Cet appui aurait été d’autant plus précieux et efficace que les aficionados français sont beaucoup plus déterminés que ta lettre au Président ne l’a laissé entendre. Jour après jour, Toros reçoit des motions (émanant, à ce jour, des Bibliophiles Taurins, des Critiques Taurins du Sud-Est, de la Fédération des Sociétés Taurines de France), des messages de présidents d’associations spécialisées (les chirurgiens taurins, par exemple), de clubs et de peñas, de maires de villes taurines, qui expriment tous leur même exigence d’un combat livré sur des bases claires, refusant toute restriction de l’assistance aux corridas, pour les parents comme pour les enfants. On voit se former là un beau mouvement collectif, qui rappelle à la « vieille dame » que je suis des luttes plus anciennes (et victorieuses) et il n’y aurait pas de gêne à ce que toi, comme d’autres, vous vous ralliiez à ce mouvement. Certains t’ont déjà demandé de rectifier ta position, tu t’y es refusé (pour le moment), en préférant affirmer que si d’aventure « en bon politique, le président coupe la poire en deux », il faudra considérer que « l’essentiel est préservé » (Terres taurines, du 23 octobre). Quand on voit l’évolution de la Catalogne, depuis la première mesure d’interdiction, il est permis d’en douter. C’est ce que fait, depuis l’origine, « la vieille dame », et désormais de plus en plus d’autres.

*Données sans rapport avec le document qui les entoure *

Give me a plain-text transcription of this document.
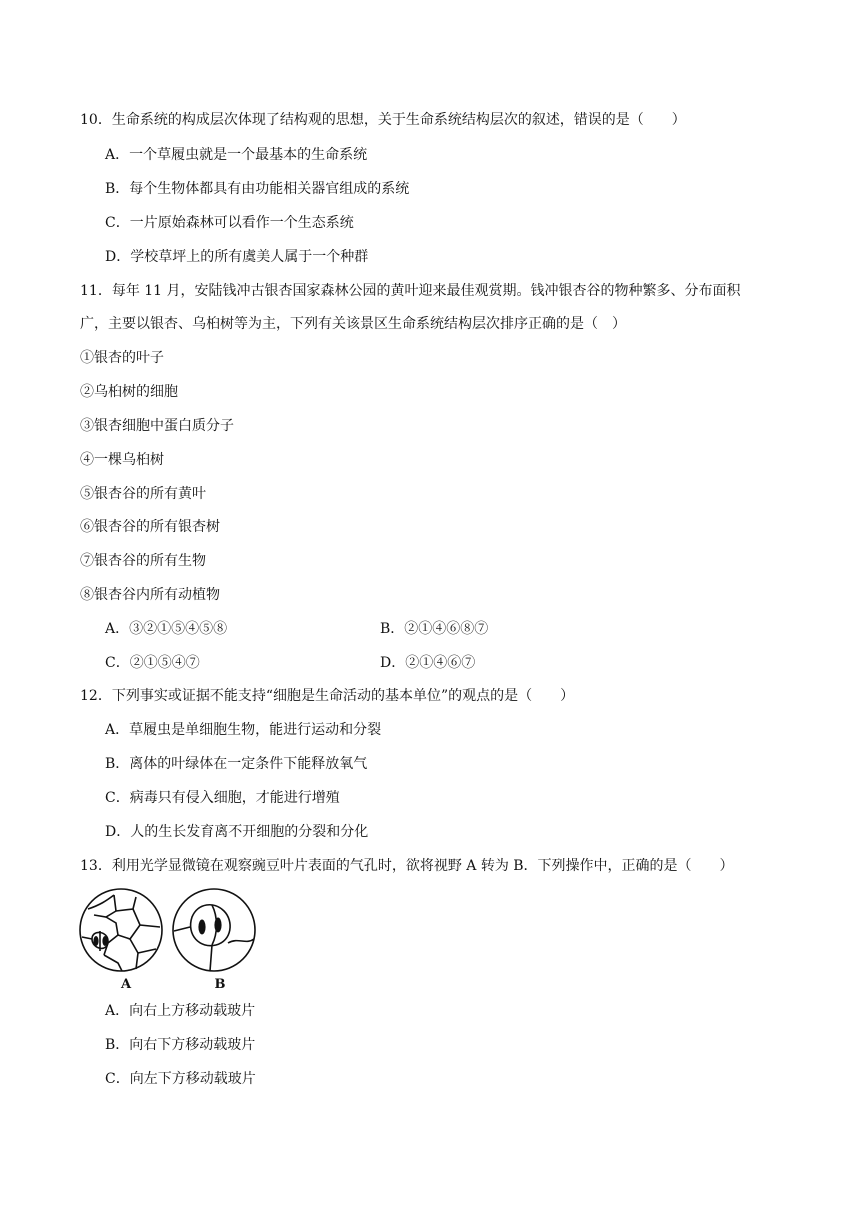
10．生命系统的构成层次体现了结构观的思想，关于生命系统结构层次的叙述，错误的是（　　）
A．一个草履虫就是一个最基本的生命系统
B．每个生物体都具有由功能相关器官组成的系统
C．一片原始森林可以看作一个生态系统
D．学校草坪上的所有虞美人属于一个种群
11．每年 11 月，安陆钱冲古银杏国家森林公园的黄叶迎来最佳观赏期。钱冲银杏谷的物种繁多、分布面积
广，主要以银杏、乌桕树等为主，下列有关该景区生命系统结构层次排序正确的是（　）
①银杏的叶子
②乌桕树的细胞
③银杏细胞中蛋白质分子
④一棵乌桕树
⑤银杏谷的所有黄叶
⑥银杏谷的所有银杏树
⑦银杏谷的所有生物
⑧银杏谷内所有动植物
A．③②①⑤④⑤⑧	B．②①④⑥⑧⑦
C．②①⑤④⑦	D．②①④⑥⑦
12．下列事实或证据不能支持“细胞是生命活动的基本单位”的观点的是（　　）
A．草履虫是单细胞生物，能进行运动和分裂
B．离体的叶绿体在一定条件下能释放氧气
C．病毒只有侵入细胞，才能进行增殖
D．人的生长发育离不开细胞的分裂和分化
13．利用光学显微镜在观察豌豆叶片表面的气孔时，欲将视野 A 转为 B．下列操作中，正确的是（　　）
A	B
A．向右上方移动载玻片
B．向右下方移动载玻片
C．向左下方移动载玻片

Tu le vois, quand tu écris : « la vieille dame se met à radoter, au risque de mettre en péril les stratégies mises en place, mon devoir est de la prier de se taire avant qu’elle ne fasse tout rater », ce n’est ni gentil, ni responsable. Si « tout rate », si l’on en arrive aux mesures radicales que réclament les « antis », et même si « ça rate à moitié », ce sera la faute, bien entendu, des gouvernants qui auront pris des décisions iniques. Mais, quoi qu’il arrive, l’afición aura le droit de se poser des questions sur « les stratégies » menées jusque-là, fondées sur les cachotteries ou les concessions préalables, et elle les posera à ceux qui ont voulu les définir et les conduire. Alors, essayer de faire porter le chapeau à « la vieille dame », c’est un peu fort de tisane. Mais ça n’est pas grave. « La vieille dame » sait que l’essentiel, c’est la présence libre de tous ses petits-enfants aux arènes, que c’est cela qu’il faut défendre sans faiblir, non seulement maintenant, mais plus tard, dans d’éventuelles résistances. Et si elle hausse un peu la voix, c’est au nom de beaucoup de braves gens, auxquels on n’a pas demandé leur avis, mais qui en ont un et qui veulent le faire entendre. En démocratie, la presse est là pour ça, tu devrais le savoir, pas pour « plier » ni « se taire »…
Voilà pourquoi, mon tout-petit, même si ça te contrarie, « la vieille dame » ne se taira pas, pas plus aujourd’hui qu’hier. Ni que demain, car, je vais te faire une confidence, j’espère bien devenir (au moins) centenaire, en gardant évidemment la même lucidité et la même combativité au service de la Fiesta Brava. Je vous en souhaite autant, à tes Terres taurines et à toi-même.